Before I say anything else, I’d like to state that I am not African American, so my stance on this topic could be missing some important points of perspective. I also don’t want to discredit To Kill A Mockingbird’s (TKAM) incredible importance in the education of (and during) the 1960s Civil Rights movement. And the novel should not be banned from required reading due to its racist language, as stated by the Biloxi, Mississippi school district involved in last year’s controversy. (You can read a brief summary about the TKAM banning here and its resolution here.) Despite all this, I believe it may be time for the book to retire.
The faults of to kill a mockingbird
Harper Lee herself even makes a statement on To Kill A Mockingbird’s outdated elements in her sequel Go Set A Watchman. Readers of TKAM loved Atticus Finch for his role as a father figure and his passion for justice. In Go Set A Watchman, he states disapprovingly,
“[The] NAACP-paid lawyers…demand Negroes on the juries…and they try to force the judge into error.”

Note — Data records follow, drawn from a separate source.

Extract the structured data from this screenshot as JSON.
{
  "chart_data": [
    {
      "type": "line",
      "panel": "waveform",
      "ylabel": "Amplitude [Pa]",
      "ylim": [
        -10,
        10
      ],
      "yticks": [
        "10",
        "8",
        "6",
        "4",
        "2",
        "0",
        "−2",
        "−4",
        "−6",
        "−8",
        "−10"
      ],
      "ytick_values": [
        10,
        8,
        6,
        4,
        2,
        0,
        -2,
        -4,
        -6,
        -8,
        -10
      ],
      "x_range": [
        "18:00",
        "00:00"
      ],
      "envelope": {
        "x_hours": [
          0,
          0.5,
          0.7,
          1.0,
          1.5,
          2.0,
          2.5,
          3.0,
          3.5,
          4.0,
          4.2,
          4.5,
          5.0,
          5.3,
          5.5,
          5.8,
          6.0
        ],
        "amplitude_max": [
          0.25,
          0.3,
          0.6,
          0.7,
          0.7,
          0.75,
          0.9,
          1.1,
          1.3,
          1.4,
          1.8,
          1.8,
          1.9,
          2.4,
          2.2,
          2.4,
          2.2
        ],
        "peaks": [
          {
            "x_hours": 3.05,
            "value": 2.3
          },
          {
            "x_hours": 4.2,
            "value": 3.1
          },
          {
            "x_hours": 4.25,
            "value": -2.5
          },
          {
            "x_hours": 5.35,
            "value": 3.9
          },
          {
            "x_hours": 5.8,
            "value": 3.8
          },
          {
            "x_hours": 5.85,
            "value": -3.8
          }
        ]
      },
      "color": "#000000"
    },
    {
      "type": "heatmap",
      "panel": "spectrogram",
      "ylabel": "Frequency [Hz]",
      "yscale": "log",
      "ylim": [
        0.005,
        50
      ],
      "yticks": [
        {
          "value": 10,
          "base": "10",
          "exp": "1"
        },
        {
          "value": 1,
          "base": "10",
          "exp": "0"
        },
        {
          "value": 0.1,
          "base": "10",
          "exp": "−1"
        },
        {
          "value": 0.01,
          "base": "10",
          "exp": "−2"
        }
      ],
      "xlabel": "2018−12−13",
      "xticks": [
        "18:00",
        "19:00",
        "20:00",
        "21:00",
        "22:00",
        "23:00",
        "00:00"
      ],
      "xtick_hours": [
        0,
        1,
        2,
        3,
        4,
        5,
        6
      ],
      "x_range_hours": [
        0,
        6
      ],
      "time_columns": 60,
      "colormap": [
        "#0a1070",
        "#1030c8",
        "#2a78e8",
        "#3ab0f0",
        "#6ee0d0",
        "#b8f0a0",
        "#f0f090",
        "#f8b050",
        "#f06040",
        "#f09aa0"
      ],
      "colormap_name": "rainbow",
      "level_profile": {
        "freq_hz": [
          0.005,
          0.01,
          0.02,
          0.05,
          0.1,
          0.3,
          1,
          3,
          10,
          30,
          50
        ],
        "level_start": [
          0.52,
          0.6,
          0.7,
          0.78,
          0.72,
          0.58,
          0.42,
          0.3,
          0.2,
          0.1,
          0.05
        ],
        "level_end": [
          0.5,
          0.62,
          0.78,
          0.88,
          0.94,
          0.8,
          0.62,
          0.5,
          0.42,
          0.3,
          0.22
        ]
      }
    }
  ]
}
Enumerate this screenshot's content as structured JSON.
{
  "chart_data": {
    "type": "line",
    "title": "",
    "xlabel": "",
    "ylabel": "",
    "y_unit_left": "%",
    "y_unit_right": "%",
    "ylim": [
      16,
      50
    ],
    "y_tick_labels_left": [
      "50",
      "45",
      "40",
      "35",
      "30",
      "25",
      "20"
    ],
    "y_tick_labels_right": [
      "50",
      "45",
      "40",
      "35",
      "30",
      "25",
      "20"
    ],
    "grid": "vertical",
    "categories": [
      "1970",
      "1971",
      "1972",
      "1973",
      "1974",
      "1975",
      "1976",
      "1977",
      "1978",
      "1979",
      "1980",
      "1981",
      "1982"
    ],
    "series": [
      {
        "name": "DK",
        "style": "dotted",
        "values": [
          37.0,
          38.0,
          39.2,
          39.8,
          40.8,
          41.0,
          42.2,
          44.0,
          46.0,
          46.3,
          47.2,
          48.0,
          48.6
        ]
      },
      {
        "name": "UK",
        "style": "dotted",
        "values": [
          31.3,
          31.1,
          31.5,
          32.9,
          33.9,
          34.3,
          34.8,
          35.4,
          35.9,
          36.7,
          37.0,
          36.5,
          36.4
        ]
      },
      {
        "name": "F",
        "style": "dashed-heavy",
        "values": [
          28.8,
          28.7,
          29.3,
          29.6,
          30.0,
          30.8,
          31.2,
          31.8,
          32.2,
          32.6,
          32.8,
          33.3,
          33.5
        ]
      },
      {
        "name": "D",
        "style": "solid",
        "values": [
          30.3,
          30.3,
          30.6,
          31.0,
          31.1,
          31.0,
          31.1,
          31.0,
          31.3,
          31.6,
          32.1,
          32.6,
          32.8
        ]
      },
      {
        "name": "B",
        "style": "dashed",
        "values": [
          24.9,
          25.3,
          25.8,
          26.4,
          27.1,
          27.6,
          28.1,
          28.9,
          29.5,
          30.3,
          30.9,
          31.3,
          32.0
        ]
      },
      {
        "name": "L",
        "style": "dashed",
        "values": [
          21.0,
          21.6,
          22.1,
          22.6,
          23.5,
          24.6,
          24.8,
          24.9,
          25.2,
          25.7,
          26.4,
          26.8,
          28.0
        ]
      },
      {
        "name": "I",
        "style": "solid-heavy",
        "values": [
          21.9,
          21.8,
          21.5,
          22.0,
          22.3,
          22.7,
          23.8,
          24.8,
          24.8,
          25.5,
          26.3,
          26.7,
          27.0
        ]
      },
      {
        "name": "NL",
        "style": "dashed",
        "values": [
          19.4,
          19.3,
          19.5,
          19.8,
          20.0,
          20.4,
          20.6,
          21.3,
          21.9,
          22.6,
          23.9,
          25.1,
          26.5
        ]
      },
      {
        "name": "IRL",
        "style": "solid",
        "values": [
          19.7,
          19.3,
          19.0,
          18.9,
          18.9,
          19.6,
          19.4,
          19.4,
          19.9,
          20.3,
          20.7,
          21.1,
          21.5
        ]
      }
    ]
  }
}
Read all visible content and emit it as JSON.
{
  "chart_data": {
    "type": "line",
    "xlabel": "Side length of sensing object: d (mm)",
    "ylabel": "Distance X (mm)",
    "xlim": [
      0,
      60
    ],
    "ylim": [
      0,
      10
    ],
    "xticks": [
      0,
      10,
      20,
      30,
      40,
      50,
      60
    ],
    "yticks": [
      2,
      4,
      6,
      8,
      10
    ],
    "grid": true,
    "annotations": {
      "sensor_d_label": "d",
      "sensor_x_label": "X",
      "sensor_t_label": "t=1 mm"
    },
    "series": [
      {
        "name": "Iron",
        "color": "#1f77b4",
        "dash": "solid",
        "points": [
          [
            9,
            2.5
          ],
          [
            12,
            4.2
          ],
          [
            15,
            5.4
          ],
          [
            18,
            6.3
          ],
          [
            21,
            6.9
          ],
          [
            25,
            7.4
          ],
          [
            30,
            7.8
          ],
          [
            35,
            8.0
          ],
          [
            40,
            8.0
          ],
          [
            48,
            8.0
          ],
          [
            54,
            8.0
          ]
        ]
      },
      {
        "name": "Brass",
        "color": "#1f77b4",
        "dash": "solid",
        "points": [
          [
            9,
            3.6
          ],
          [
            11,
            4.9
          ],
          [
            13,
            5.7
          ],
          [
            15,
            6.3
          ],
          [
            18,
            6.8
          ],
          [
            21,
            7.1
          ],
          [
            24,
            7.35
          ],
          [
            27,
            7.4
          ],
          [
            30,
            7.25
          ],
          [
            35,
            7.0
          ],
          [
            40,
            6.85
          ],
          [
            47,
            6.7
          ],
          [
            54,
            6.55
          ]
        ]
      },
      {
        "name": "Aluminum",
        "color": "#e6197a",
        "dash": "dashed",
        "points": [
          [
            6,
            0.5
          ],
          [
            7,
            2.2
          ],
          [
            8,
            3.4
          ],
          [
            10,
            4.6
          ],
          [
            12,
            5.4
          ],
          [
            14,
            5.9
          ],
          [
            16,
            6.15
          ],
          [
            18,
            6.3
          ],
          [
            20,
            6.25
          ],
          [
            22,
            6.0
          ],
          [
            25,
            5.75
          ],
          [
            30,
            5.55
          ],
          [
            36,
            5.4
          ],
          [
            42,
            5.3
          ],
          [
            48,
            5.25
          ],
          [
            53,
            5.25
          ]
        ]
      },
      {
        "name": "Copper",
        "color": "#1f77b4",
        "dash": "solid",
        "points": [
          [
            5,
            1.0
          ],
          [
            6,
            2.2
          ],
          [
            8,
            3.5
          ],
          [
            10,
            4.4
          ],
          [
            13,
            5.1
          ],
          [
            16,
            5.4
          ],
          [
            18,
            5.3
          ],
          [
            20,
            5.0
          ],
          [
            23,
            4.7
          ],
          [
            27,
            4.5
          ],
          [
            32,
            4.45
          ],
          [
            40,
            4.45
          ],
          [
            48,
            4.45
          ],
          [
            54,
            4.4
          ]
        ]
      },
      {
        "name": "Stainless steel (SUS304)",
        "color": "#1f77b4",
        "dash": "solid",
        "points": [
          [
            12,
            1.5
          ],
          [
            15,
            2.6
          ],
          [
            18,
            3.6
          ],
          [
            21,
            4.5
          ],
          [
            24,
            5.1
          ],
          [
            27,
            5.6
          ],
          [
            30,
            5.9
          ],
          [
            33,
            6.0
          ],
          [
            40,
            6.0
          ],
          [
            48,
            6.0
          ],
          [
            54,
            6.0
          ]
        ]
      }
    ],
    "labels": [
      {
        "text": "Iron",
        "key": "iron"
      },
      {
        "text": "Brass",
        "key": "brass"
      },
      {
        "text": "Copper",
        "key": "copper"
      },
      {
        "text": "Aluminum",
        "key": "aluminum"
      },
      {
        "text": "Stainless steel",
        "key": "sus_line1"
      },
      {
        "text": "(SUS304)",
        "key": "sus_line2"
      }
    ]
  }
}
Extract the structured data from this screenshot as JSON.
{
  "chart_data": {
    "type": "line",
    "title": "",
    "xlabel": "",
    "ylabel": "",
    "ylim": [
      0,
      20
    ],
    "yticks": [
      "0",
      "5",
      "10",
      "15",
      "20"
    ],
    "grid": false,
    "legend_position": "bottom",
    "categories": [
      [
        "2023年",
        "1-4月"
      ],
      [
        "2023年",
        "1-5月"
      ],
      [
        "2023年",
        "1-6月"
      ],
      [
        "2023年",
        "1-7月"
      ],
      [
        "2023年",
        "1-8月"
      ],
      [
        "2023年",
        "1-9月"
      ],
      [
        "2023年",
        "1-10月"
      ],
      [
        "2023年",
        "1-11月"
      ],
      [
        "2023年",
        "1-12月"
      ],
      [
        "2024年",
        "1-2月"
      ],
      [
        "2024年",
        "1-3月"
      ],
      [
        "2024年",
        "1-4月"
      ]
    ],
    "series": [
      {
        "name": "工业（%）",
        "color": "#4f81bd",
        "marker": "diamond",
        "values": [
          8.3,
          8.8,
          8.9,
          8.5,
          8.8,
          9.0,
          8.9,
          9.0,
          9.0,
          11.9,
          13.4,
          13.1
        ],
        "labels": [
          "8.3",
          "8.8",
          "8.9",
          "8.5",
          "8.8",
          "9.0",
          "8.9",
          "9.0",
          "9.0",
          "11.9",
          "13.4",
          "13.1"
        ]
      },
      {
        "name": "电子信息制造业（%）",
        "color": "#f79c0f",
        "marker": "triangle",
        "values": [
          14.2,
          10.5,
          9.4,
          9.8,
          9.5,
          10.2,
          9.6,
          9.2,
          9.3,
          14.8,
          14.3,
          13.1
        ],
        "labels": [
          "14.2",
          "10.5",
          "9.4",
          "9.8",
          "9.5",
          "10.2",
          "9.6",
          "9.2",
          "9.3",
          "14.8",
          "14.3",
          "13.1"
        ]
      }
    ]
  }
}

The National Association for the Advancement of Colored People (NAACP) is a famous group that advocates for African American rights. In his opposition to the NAACP, Finch shows clear racism. And by revealing Finch’s true character, Lee draws attention to one of the faults of To Kill A Mockingbird: the use of the white savior complex.
Savior complexes are very common in stories about racism. Think Skeeter in The Help, Tracy Turnblad in Hairspray, Jake Sully in Avatar; all these white protagonists use their privilege to supposedly save the under-privileged group. These characters are both useful in winning over white allies and in implying that these allies are the true heroes of equality. Although To Kill a Mockingbird is great at describing America’s racist history, it uses Finch as the hero of the story. Readers don’t get to see African Americans as leaders in their own fight. The time is long overdue for allies to support civil rights without seeing themselves as the stars of the narrative.
Harper Lee is also a white author. Although she did bring a lot of recognition to the 1960s Civil Rights movement, her story on African American discrimination lacks an African American perspective. When privileged authors write about another group’s struggles, their stories can lack details because they haven’t personally experienced the discrimination they are writing about. Authors that write about their own struggles can easily draw details from their daily life. Besides that, it can be hurtful for these groups to watch someone else profit off of their own harsh reality—even if it wasn’t their original intention.
But how can we retire what To Kill A Mockingbird gives us? How else can we educate children on the harsh history of our country?
Well, as it turns out, there are a lot of other books that can replace it. Here are some examples. Here are a lot more. Here’s a page dedicated to recommending educational novels on the Civil Rights movement. Here’s a website that spotlights black authors writing picture, children’s, or YA books. Clearly, the possibilities are not limited to this one particular novel.
And why not make room for literature about the racism that still exists in America today? Angie Thomas’s The Hate U Give is a novel about a black teenager named Starr witnessing a friend’s death due to police brutality. It placed #1 on the Young Adult New York Times Bestseller List just a month after it released and has since stayed there for forty-eight weeks. The response to the novel was so overwhelming that the film adaptation was cast and signed within a year. And just like To Kill A Mockingbird when it was first released, The Hate U Give was banned from a school district in November. Although the novel is still recent and it may be too early to make this claim, The Hate U Give promises to be a literary classic.
To Kill A Mockingbird should not be removed from required reading lists to protect children from their country’s racist history. It should be removed due to its outdated use of white saviors and its lack of perspective of African American history from an African American author and protagonist. And there are multiple viable options that can replace it.